Confusing Number II

Confusing Number II

What is this problem about?

The Confusing Number II coding problem is a significantly more difficult version. You are given an integer n and must count how many confusing numbers exist in the range [1, n]. Since n can be as large as 10^9, you cannot iterate through every number and check if it's confusing.

Why is this asked in interviews?

Google uses this Backtracking interview pattern to test your ability to generate numbers digit-by-digit. It requires a deep understanding of recursion and how to stay within a given numerical bound n. It evaluates your ability to combine "Confusing Number" logic with a combinatorial search.

Algorithmic pattern used

This is solved using Digit-by-digit Backtracking (or DFS).

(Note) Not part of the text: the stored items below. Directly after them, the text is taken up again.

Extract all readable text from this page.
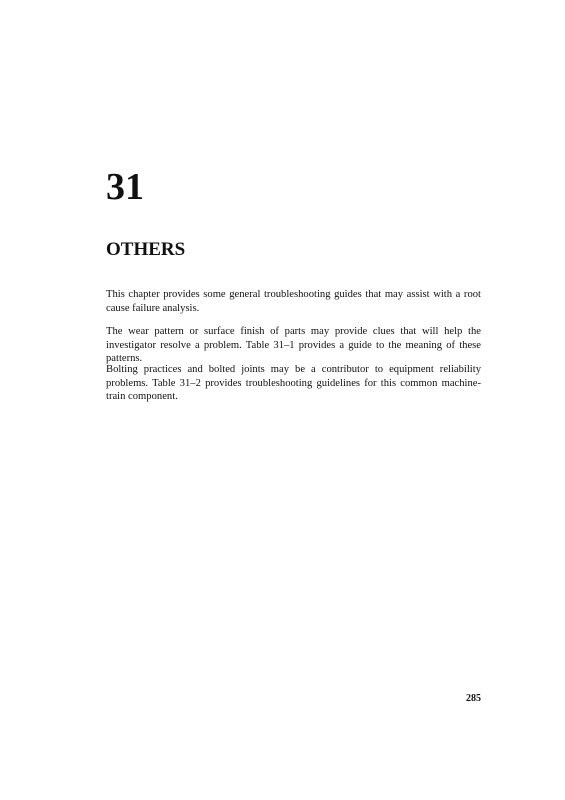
31
OTHERS

This chapter provides some general troubleshooting guides that may assist with a root cause failure analysis.

The wear pattern or surface finish of parts may provide clues that will help the investigator resolve a problem. Table 31–1 provides a guide to the meaning of these patterns.

Bolting practices and bolted joints may be a contributor to equipment reliability problems. Table 31–2 provides troubleshooting guidelines for this common machine-train component.

285
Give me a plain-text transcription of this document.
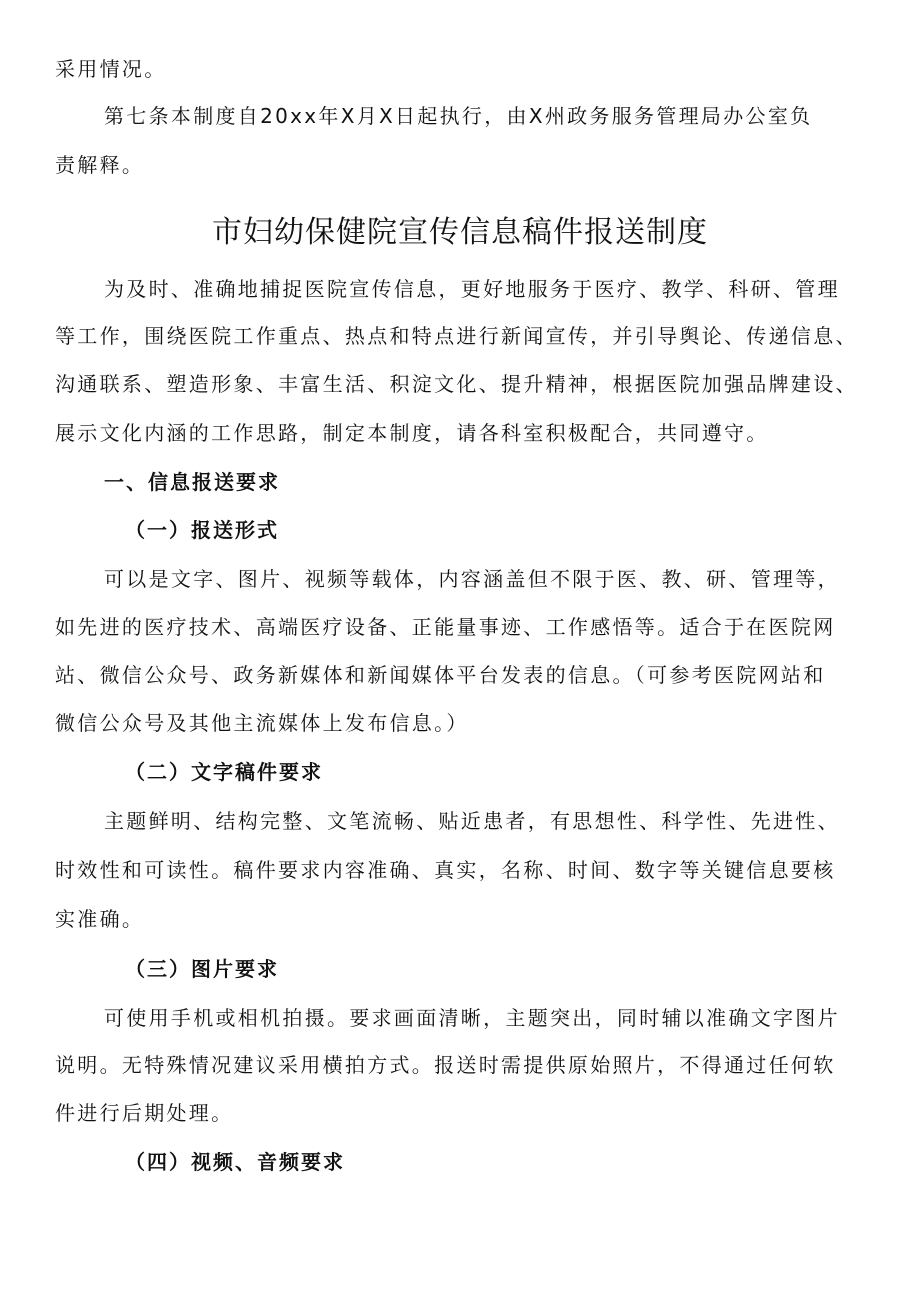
采用情况。
第七条本制度自20xx年X月X日起执行，由X州政务服务管理局办公室负
责解释。
市妇幼保健院宣传信息稿件报送制度
为及时、准确地捕捉医院宣传信息，更好地服务于医疗、教学、科研、管理
等工作，围绕医院工作重点、热点和特点进行新闻宣传，并引导舆论、传递信息、
沟通联系、塑造形象、丰富生活、积淀文化、提升精神，根据医院加强品牌建设、
展示文化内涵的工作思路，制定本制度，请各科室积极配合，共同遵守。
一、信息报送要求
（一）报送形式
可以是文字、图片、视频等载体，内容涵盖但不限于医、教、研、管理等，
如先进的医疗技术、高端医疗设备、正能量事迹、工作感悟等。适合于在医院网
站、微信公众号、政务新媒体和新闻媒体平台发表的信息。（可参考医院网站和
微信公众号及其他主流媒体上发布信息。）
（二）文字稿件要求
主题鲜明、结构完整、文笔流畅、贴近患者，有思想性、科学性、先进性、
时效性和可读性。稿件要求内容准确、真实，名称、时间、数字等关键信息要核
实准确。
（三）图片要求
可使用手机或相机拍摄。要求画面清晰，主题突出，同时辅以准确文字图片
说明。无特殊情况建议采用横拍方式。报送时需提供原始照片，不得通过任何软
件进行后期处理。
（四）视频、音频要求
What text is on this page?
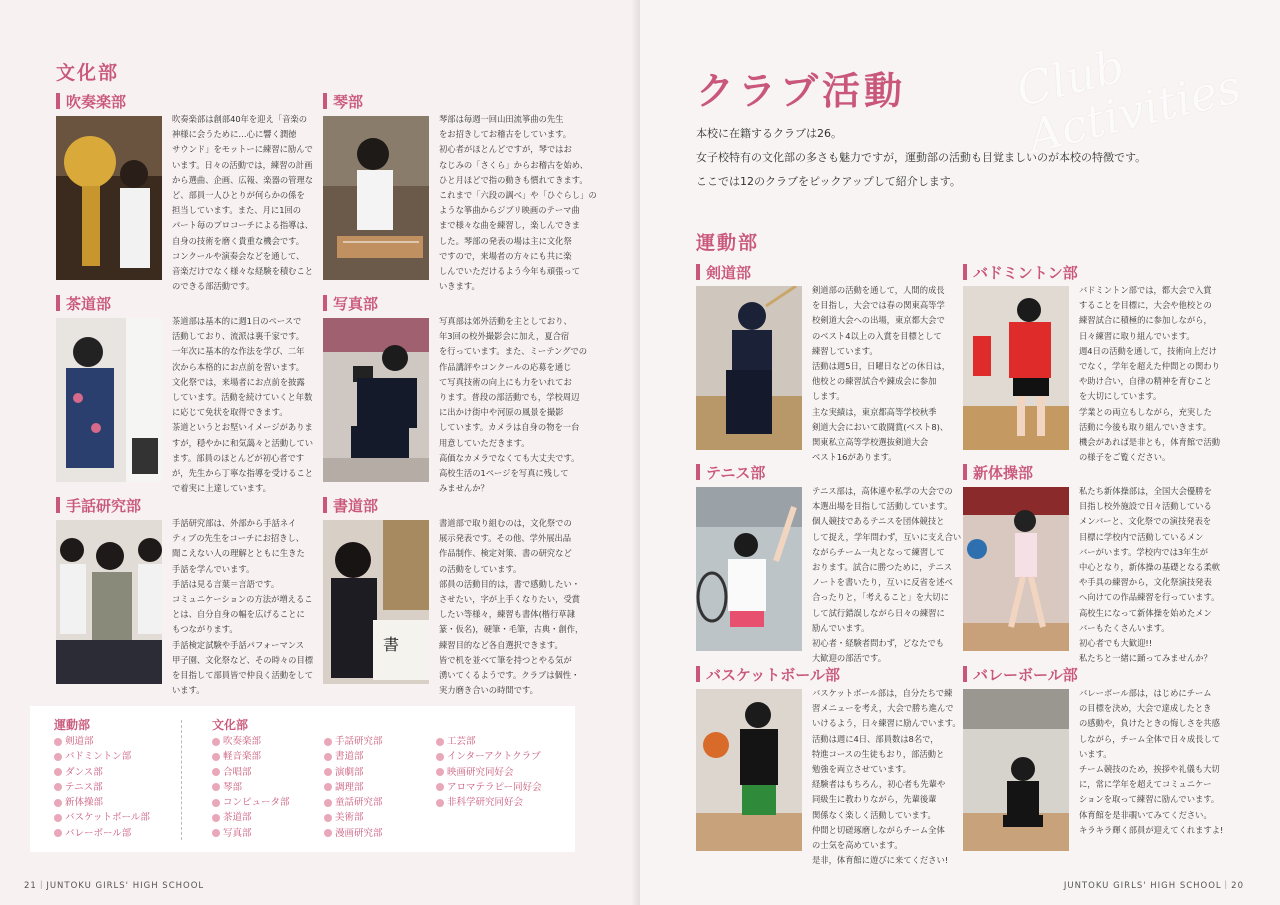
文化部
吹奏楽部
吹奏楽部は創部40年を迎え「音楽の
神様に会うために…心に響く潤徳
サウンド」をモットーに練習に励んで
います。日々の活動では，練習の計画
から選曲、企画、広報、楽器の管理な
ど、部員一人ひとりが何らかの係を
担当しています。また、月に1回の
パート毎のプロコーチによる指導は、
自身の技術を磨く貴重な機会です。
コンクールや演奏会などを通して、
音楽だけでなく様々な経験を積むこと
のできる部活動です。
琴部
琴部は毎週一回山田流箏曲の先生
をお招きしてお稽古をしています。
初心者がほとんどですが，琴ではお
なじみの「さくら」からお稽古を始め、
ひと月ほどで指の動きも慣れてきます。
これまで「六段の調べ」や「ひぐらし」の
ような箏曲からジブリ映画のテーマ曲
まで様々な曲を練習し，楽しんできま
した。琴部の発表の場は主に文化祭
ですので，来場者の方々にも共に楽
しんでいただけるよう今年も頑張って
いきます。
茶道部
茶道部は基本的に週1日のペースで
活動しており、流派は裏千家です。
一年次に基本的な作法を学び、二年
次から本格的にお点前を習います。
文化祭では，来場者にお点前を披露
しています。活動を続けていくと年数
に応じて免状を取得できます。
茶道というとお堅いイメージがありま
すが，穏やかに和気藹々と活動してい
ます。部員のほとんどが初心者です
が，先生から丁寧な指導を受けること
で着実に上達しています。
写真部
写真部は郊外活動を主としており、
年3回の校外撮影会に加え，夏合宿
を行っています。また、ミーテングでの
作品講評やコンクールの応募を通じ
て写真技術の向上にも力をいれてお
ります。普段の部活動でも，学校周辺
に出かけ街中や河原の風景を撮影
しています。カメラは自身の物を一台
用意していただきます。
高価なカメラでなくても大丈夫です。
高校生活の1ページを写真に残して
みませんか？
手話研究部
手話研究部は、外部から手話ネイ
ティブの先生をコーチにお招きし、
聞こえない人の理解とともに生きた
手話を学んでいます。
手話は見る言葉＝言語です。
コミュニケーションの方法が増えるこ
とは、自分自身の幅を広げることに
もつながります。
手話検定試験や手話パフォーマンス
甲子園、文化祭など、その時々の目標
を目指して部員皆で仲良く活動をして
います。
書道部
書
書道部で取り組むのは，文化祭での
展示発表です。その他、学外展出品
作品制作、検定対策、書の研究など
の活動をしています。
部員の活動目的は，書で感動したい・
させたい，字が上手くなりたい，受賞
したい等様々，練習も書体(楷行草隷
篆・仮名)，硬筆・毛筆，古典・創作，
練習目的など各自選択できます。
皆で机を並べて筆を持つとやる気が
湧いてくるようです。クラブは個性・
実力磨き合いの時間です。
運動部
剣道部
バドミントン部
ダンス部
テニス部
新体操部
バスケットボール部
バレーボール部
文化部
吹奏楽部
軽音楽部
合唱部
琴部
コンピュータ部
茶道部
写真部
手話研究部
書道部
演劇部
調理部
童話研究部
美術部
漫画研究部
工芸部
インターアクトクラブ
映画研究同好会
アロマテラピー同好会
非科学研究同好会
21｜JUNTOKU GIRLS' HIGH SCHOOL
Club
Activities
クラブ活動
本校に在籍するクラブは26。
女子校特有の文化部の多さも魅力ですが，運動部の活動も目覚ましいのが本校の特徴です。
ここでは12のクラブをピックアップして紹介します。
運動部
剣道部
剣道部の活動を通して，人間的成長
を目指し，大会では春の関東高等学
校剣道大会への出場，東京都大会で
のベスト4以上の入賞を目標として
練習しています。
活動は週5日，日曜日などの休日は，
他校との練習試合や錬成会に参加
します。
主な実績は，東京都高等学校秋季
剣道大会において敢闘賞(ベスト8)、
関東私立高等学校選抜剣道大会
ベスト16があります。
バドミントン部
バドミントン部では，都大会で入賞
することを目標に，大会や他校との
練習試合に積極的に参加しながら，
日々練習に取り組んでいます。
週4日の活動を通して，技術向上だけ
でなく，学年を超えた仲間との関わり
や助け合い，自律の精神を育むこと
を大切にしています。
学業との両立もしながら，充実した
活動に今後も取り組んでいきます。
機会があれば是非とも，体育館で活動
の様子をご覧ください。
テニス部
テニス部は，高体連や私学の大会での
本選出場を目指して活動しています。
個人競技であるテニスを団体競技と
して捉え，学年問わず，互いに支え合い
ながらチーム一丸となって練習して
おります。試合に勝つために，テニス
ノートを書いたり，互いに反省を述べ
合ったりと，「考えること」を大切に
して試行錯誤しながら日々の練習に
励んでいます。
初心者・経験者問わず，どなたでも
大歓迎の部活です。
新体操部
私たち新体操部は，全国大会優勝を
目指し校外施設で日々活動している
メンバーと、文化祭での演技発表を
目標に学校内で活動しているメン
バーがいます。学校内では3年生が
中心となり，新体操の基礎となる柔軟
や手具の練習から，文化祭演技発表
へ向けての作品練習を行っています。
高校生になって新体操を始めたメン
バーもたくさんいます。
初心者でも大歓迎!!
私たちと一緒に踊ってみませんか？
バスケットボール部
バスケットボール部は，自分たちで練
習メニューを考え，大会で勝ち進んで
いけるよう，日々練習に励んでいます。
活動は週に4日、部員数は8名で，
特進コースの生徒もおり，部活動と
勉強を両立させています。
経験者はもちろん，初心者も先輩や
同級生に教わりながら，先輩後輩
関係なく楽しく活動しています。
仲間と切磋琢磨しながらチーム全体
の士気を高めています。
是非，体育館に遊びに来てください!
バレーボール部
バレーボール部は，はじめにチーム
の目標を決め，大会で達成したとき
の感動や，負けたときの悔しさを共感
しながら，チーム全体で日々成長して
います。
チーム競技のため，挨拶や礼儀も大切
に，常に学年を超えてコミュニケー
ションを取って練習に励んでいます。
体育館を是非覗いてみてください。
キラキラ輝く部員が迎えてくれますよ!
JUNTOKU GIRLS' HIGH SCHOOL｜20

1. The valid digits are [0, 1, 6, 8, 9].
2. Start a recursion from an empty number.
3. In each step, try adding one of the valid digits to the current number.
4. If the new number is <= n, check if it's "confusing" using the logic from the previous problem.
5. Increment the count if it's confusing and recurse further.
6. Special care: The first digit cannot be 0 unless the number itself is just 0.

Example explanation

n = 20

1. Start with 1. 1 is valid. Rotated is 1. 1==1, not confusing.
   • Recurse: 10, 11, 16, 18, 19.
   • 10: Rotated 01=1. 1 != 10. Confusing! Count = 1.
   • 11: Rotated 11. Not confusing.
   • 16: Rotated 91. 91 > 20. Stop.
2. Start with 6. 6 is valid. Rotated is 9. 9 != 6. Confusing! Count = 2.
   • Recurse: 60, 61... all > 20.
3. Start with 8. Not confusing.
4. Start with 9. Rotated is 6. 6 != 9. Confusing! Count = 3. Result: 3.

Common mistakes candidates make

• Brute Force: Trying to check every number from 1 to 10^9.
• Zero as First Digit: Incorrectly starting a multi-digit number with 0 (e.g., 01, 06).
• Rotation Logic: Implementing the rotation check incorrectly within the recursion, leading to an incorrect count.

Interview preparation tip

When generating numbers digit-by-digit, always pass the current number as an integer instead of a string to save on memory and time. You can add a digit d using current * 10 + d.